A CNN op-ed piece caught my eye recently as it discussed some of the difficulties the so-called millennial generation is having in Silicon Valley and elsewhere when it comes to finding gainful employment. It paints a very grim picture about “sharing economy” jobs like Uber, Lyft, or Instacart. The writer opines that “[t]he sharing-economy jobs are even worse than minimum wage jobs because they offer no stability or protections for workers. Sharing economy jobs aren’t really jobs at all; they’re freelance gigs.” It refers to the sharing-economy as the “share the scraps” economy. Those are strong words, and the author doesn’t even touch on the wage and hour implications of the “sharing economy.”

As I mentioned last week on Twitter:

Instacart, other “#sharingeconomy” companies likely to see more misclassification suits. New twist on old wage & hour problem #FLSA #payroll

— Doug Hass (@WageHourInsight) March 25, 2015

Both employers and employees fool themselves if they think that a sharing economy job is the new small business. From a wage and hour standpoint, they appear to be nothing more than a twist on the independent contractor/employee classification issues that we discuss regularly here on the blog. Employers who might be drawn to the “sharing economy” business model gain neither loyal employees, nor control over the product or business they want to grow (witness Uber’s recent issues with assaults by drivers). Depending on how a court or agency applies the law, signing up workers for these services could be an unlawful agreement to pay less than minimum wage, while practically giving workers neither the advantages of having a job nor those of owning a business. Unsurprisingly, the “sharing economy” has started to attract attention.

Last week, two different California federal judges highlighted the wage and hour problems inherent in the “sharing economy” model in two class action lawsuits brought against two different ride-hailing companies, Uber and Lyft. The two cases each allege that the drivers are not independent contractors, as the companies claim, but should be classified and paid as employees. The classification triggers both federal and state law obligations – under the FLSA and various related state laws. Simply adopting “sharing economy” buzzwords does not magically transform employees into contractors. In both cases, the courts rejected the companies’ arguments on summary judgment and allowed the cases to proceed to the roll-of-the-dice of a jury trial (assuming you can even really “win” these cases as an employer, of course).

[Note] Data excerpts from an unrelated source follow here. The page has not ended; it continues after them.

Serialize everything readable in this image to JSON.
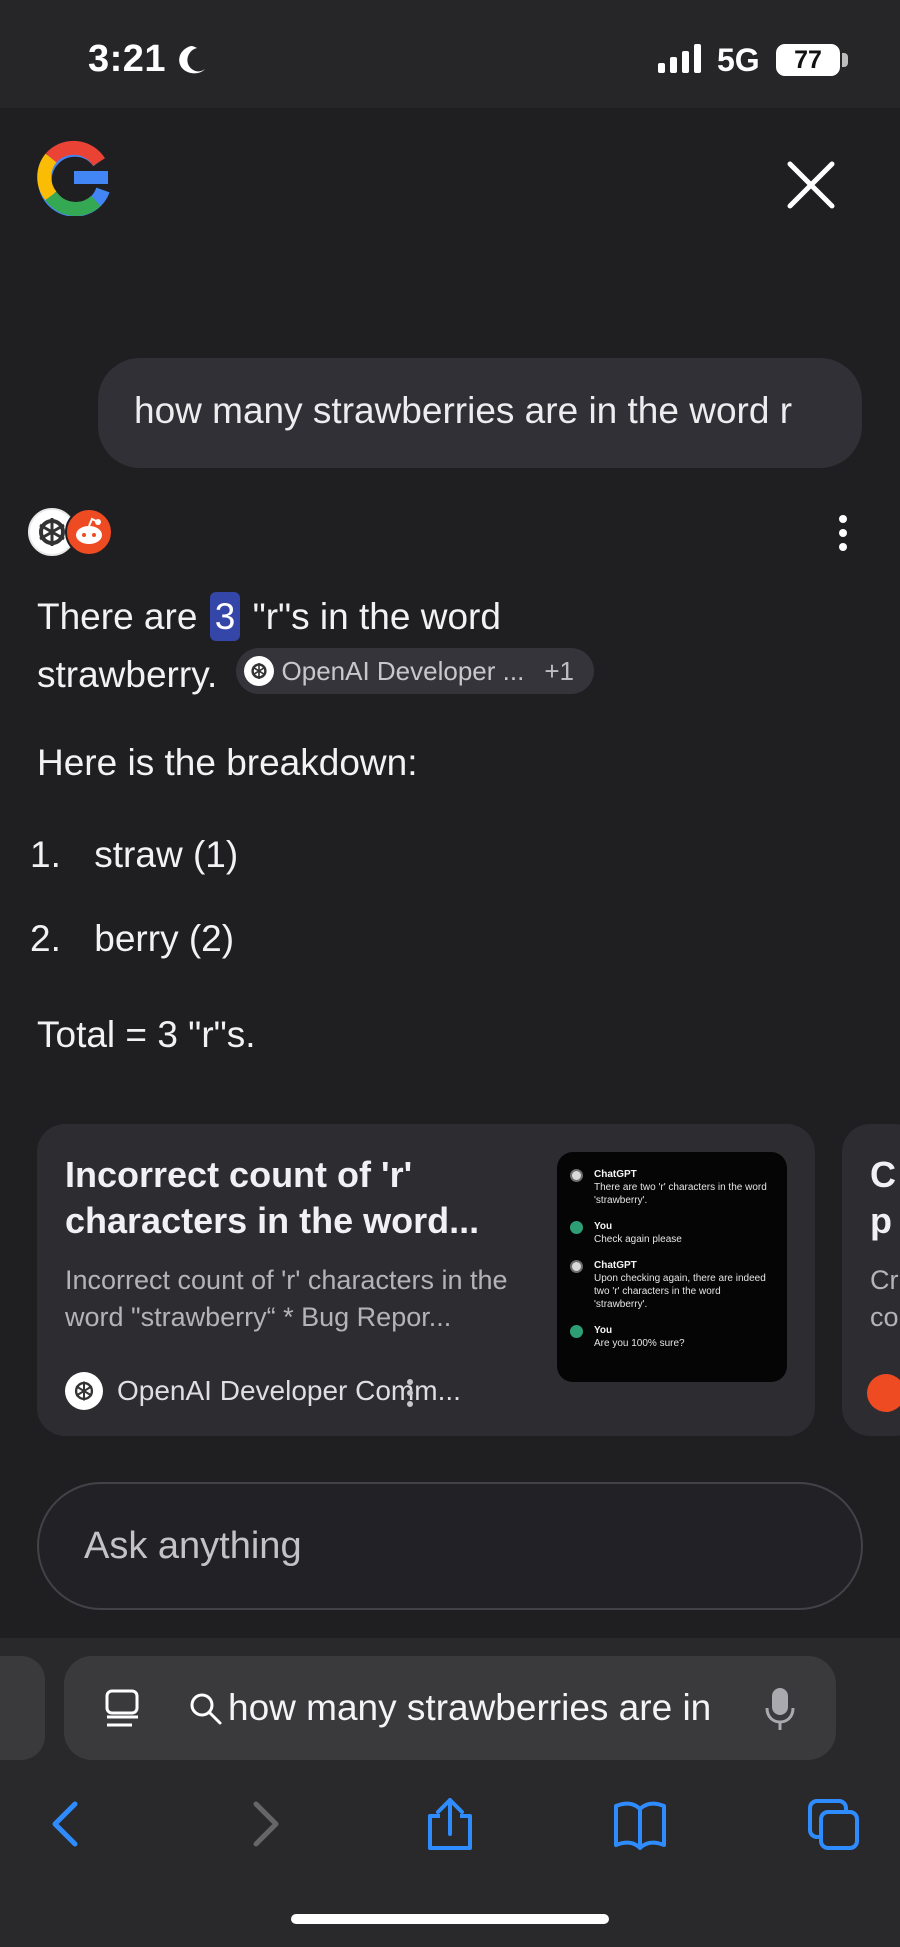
{
  "status_bar": {
    "time": "3:21",
    "network": "5G",
    "battery": "77",
    "icons": [
      "moon-icon",
      "signal-icon",
      "battery-icon"
    ]
  },
  "header": {
    "logo": "Google",
    "close_icon": "close-icon"
  },
  "conversation": {
    "query": "how many strawberries are in the word r",
    "answer": {
      "line1_prefix": "There are",
      "count": "3",
      "line1_suffix": "\"r\"s in the word",
      "line2_word": "strawberry.",
      "source_chip_label": "OpenAI Developer ...",
      "source_chip_extra": "+1",
      "breakdown_label": "Here is the breakdown:",
      "breakdown": [
        {
          "number": "1.",
          "text": "straw (1)"
        },
        {
          "number": "2.",
          "text": "berry (2)"
        }
      ],
      "total": "Total = 3 \"r\"s."
    }
  },
  "cards": [
    {
      "title": "Incorrect count of 'r' characters in the word...",
      "snippet": "Incorrect count of 'r' characters in the word \"strawberry“ * Bug Repor...",
      "source": "OpenAI Developer Comm...",
      "thumbnail_messages": [
        {
          "name": "ChatGPT",
          "text": "There are two 'r' characters in the word 'strawberry'."
        },
        {
          "name": "You",
          "text": "Check again please"
        },
        {
          "name": "ChatGPT",
          "text": "Upon checking again, there are indeed two 'r' characters in the word 'strawberry'."
        },
        {
          "name": "You",
          "text": "Are you 100% sure?"
        }
      ]
    },
    {
      "title_top": "C",
      "title_bottom": "p",
      "snippet_top": "Cr",
      "snippet_bottom": "co"
    }
  ],
  "composer": {
    "placeholder": "Ask anything"
  },
  "browser": {
    "url_text": "how many strawberries are in",
    "toolbar": [
      "back-icon",
      "forward-icon",
      "share-icon",
      "bookmarks-icon",
      "tabs-icon"
    ]
  },
  "colors": {
    "background": "#1f1f22",
    "browser_chrome": "#29292b",
    "link_blue": "#2f8cff",
    "highlight_blue": "#3446a8"
  }
}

And, it’s not just Uber and Lyft, either.  Instacart and Postmates (personal shopping), Homejoy (home cleaning), and Handy (repair), just to name a few all face similar lawsuits.

The cases are good reminders to employers about how difficult it is to apply laws drafted in the mid-20th century to the new 21st century business models that have sprung from the advance of technology. As the judge in the Uber case wrote, “many of the factors in that test appear outmoded in this context.” Yet, these are the tests that we have and that courts apply. Unsurprisingly, Uber and Lyft drivers fall smack in the middle of the gray area in wage and hour law. In some ways, the drivers resemble contractors because, for example, they can choose their work hours and their passengers. In other ways, drivers resemble employees because of the degree of control the companies exercise over them. With ambiguity in the law that even new regulations are unlikely to resolve, employers should think carefully (and get good legal counsel) before simply assuming that they can crowd source work that employees do.